Kebijakan Pemerintah yang (Kurang) Pro-Musisi
Ironisnya, kebijakan pemerintah justru lebih fokus meringankan beban platform daripada melindungi para kreator. Contohnya, "Rencana Pembagian Royalti Hak Cipta Musik" yang diterapkan tahun 2022. Kebijakan ini mengecualikan biaya pembayaran in-app ke app market operator seperti Google dan Apple dari dasar pendapatan yang digunakan untuk menghitung royalti hak cipta.
Dulu, royalti dihitung berdasarkan 10.5% dari total penjualan. Sekarang, persentase itu cuma berlaku untuk pendapatan setelah dikurangi biaya in-app. Akibatnya, para pemegang hak cipta yang notabene sudah dapat bagian kecil, kini harus menanggung beban biaya in-app market juga. Jelas saja, kebijakan ini dikritik habis-habisan karena dianggap membebani kreator secara sepihak. Kebijakan ini bahkan diperpanjang dua tahun lagi di 2024, yang mana memperparah situasi.
Padahal, negara lain justru berbenah diri demi melindungi kreator. Di AS, tingkat royalti streaming dinaikkan hingga mencapai 15.35% pada tahun 2027. Sejak 2018, AS juga merevisi undang-undang hak ciptanya untuk memasukkan sanksi keterlambatan pembayaran, memperkuat perlindungan bagi kreator.
Saatnya Perubahan Nyata
Double standards? Bisa jadi.
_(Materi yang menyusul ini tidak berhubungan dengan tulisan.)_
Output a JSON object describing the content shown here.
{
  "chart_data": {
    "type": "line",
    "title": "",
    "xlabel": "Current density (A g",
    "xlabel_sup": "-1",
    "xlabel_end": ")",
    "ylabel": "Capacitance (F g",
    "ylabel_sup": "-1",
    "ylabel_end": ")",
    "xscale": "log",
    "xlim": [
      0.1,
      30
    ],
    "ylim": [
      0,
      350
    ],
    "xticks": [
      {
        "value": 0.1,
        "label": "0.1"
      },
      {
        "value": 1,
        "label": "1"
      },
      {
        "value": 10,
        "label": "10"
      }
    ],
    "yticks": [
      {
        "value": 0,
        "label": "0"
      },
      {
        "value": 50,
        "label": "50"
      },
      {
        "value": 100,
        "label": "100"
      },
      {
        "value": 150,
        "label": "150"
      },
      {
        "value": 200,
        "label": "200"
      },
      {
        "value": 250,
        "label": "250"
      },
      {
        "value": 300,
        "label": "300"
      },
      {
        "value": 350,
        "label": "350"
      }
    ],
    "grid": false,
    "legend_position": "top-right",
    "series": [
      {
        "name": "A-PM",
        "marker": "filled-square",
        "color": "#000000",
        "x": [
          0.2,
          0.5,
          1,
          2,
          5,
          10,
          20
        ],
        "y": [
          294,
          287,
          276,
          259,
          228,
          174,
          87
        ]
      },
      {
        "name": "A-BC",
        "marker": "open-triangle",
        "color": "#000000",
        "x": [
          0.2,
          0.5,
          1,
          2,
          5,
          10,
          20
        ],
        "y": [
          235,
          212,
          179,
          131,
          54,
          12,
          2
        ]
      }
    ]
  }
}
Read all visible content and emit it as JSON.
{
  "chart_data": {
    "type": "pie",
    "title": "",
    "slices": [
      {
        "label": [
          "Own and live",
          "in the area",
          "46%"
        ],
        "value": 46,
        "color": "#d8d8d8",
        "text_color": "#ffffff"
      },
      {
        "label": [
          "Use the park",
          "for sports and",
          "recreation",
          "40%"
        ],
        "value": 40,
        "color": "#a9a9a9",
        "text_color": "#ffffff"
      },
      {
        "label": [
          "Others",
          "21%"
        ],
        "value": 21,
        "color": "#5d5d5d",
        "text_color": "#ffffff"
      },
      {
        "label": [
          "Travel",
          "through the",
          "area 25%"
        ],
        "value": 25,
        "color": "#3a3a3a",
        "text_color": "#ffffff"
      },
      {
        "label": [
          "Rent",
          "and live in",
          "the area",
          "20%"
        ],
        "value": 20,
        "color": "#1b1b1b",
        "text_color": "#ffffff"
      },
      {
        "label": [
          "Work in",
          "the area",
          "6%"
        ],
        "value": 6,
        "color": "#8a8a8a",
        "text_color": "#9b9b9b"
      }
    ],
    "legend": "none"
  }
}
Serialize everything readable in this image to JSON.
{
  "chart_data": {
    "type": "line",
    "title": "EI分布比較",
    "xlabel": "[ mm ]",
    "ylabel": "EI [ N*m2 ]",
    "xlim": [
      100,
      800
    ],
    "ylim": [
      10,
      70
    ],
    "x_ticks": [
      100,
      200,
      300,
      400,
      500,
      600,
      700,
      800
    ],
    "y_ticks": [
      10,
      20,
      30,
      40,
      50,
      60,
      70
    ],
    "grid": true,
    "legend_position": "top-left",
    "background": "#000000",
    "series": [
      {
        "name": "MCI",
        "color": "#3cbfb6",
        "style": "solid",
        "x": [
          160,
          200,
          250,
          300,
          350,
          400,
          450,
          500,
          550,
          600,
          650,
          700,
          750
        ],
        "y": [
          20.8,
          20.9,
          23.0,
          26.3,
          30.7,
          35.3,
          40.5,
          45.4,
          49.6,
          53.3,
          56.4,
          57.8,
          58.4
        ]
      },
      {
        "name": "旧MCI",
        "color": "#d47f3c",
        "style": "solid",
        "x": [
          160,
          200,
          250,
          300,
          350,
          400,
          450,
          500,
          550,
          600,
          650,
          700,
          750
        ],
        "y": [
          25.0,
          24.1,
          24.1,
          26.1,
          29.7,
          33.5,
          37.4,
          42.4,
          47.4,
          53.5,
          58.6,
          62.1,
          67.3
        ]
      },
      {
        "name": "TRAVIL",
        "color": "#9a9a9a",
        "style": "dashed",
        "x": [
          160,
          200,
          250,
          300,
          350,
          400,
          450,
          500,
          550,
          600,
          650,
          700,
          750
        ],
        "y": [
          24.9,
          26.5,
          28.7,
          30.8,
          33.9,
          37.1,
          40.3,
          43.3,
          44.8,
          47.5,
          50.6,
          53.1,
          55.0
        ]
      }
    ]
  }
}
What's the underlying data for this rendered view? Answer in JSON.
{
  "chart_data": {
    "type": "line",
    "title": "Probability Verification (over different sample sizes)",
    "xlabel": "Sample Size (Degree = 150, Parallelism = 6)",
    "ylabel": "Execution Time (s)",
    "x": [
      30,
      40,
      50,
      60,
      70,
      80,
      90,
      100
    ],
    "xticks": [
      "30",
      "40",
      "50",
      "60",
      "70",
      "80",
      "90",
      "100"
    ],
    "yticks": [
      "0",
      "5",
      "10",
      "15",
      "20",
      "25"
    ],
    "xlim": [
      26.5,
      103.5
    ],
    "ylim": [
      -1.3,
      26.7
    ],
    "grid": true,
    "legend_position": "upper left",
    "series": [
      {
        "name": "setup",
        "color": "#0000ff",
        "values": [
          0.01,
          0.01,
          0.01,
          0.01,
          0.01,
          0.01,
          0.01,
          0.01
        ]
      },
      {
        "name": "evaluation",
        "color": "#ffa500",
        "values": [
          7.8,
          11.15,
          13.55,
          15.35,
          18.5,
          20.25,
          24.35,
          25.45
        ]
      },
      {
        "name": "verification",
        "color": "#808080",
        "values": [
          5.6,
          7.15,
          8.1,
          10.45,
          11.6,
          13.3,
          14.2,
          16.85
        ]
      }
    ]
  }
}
Industri musik Korea, yang begitu dibanggakan sebagai salah satu kekuatan budaya pop global, ironisnya kurang menghargai para penciptanya. Sudah saatnya ada perubahan nyata, bukan sekadar janji manis. Perlindungan terhadap hak cipta dan pembagian royalti yang adil adalah kunci untuk membangun ekosistem musik yang berkelanjutan.
KOMCA sendiri menyatakan komitmennya untuk terus memperjuangkan kenaikan tingkat royalti dan perbaikan kebijakan demi melindungi hak para pemegang hak cipta. Langkah ini penting untuk memastikan bahwa para kreator musik dapat hidup sejahtera dan terus menghasilkan karya-karya berkualitas yang kita semua nikmati. Kita semua kan setuju, kalau mau terus sing along lagu-lagu catchy, para behind the scene juga harus sejahtera!
Masa Depan Musik: Perlindungan Kreator Nomor Satu
Intinya, pertumbuhan pasar musik digital harus sejalan dengan kesejahteraan para pencipta musik. It’s time to treat our music creators right! Tanpa mereka, nggak ada lagu, nggak ada dance challenge, nggak ada K-Pop fever. So, let’s support them! Masa depan musik ada di tangan mereka, dan kita semua punya tanggung jawab untuk memastikan mereka mendapatkan apa yang pantas mereka dapatkan. Dengan pembagian royalti yang lebih adil dan perlindungan hak cipta yang lebih kuat, kita bisa menciptakan ekosistem musik yang sehat, dinamis, dan berkelanjutan.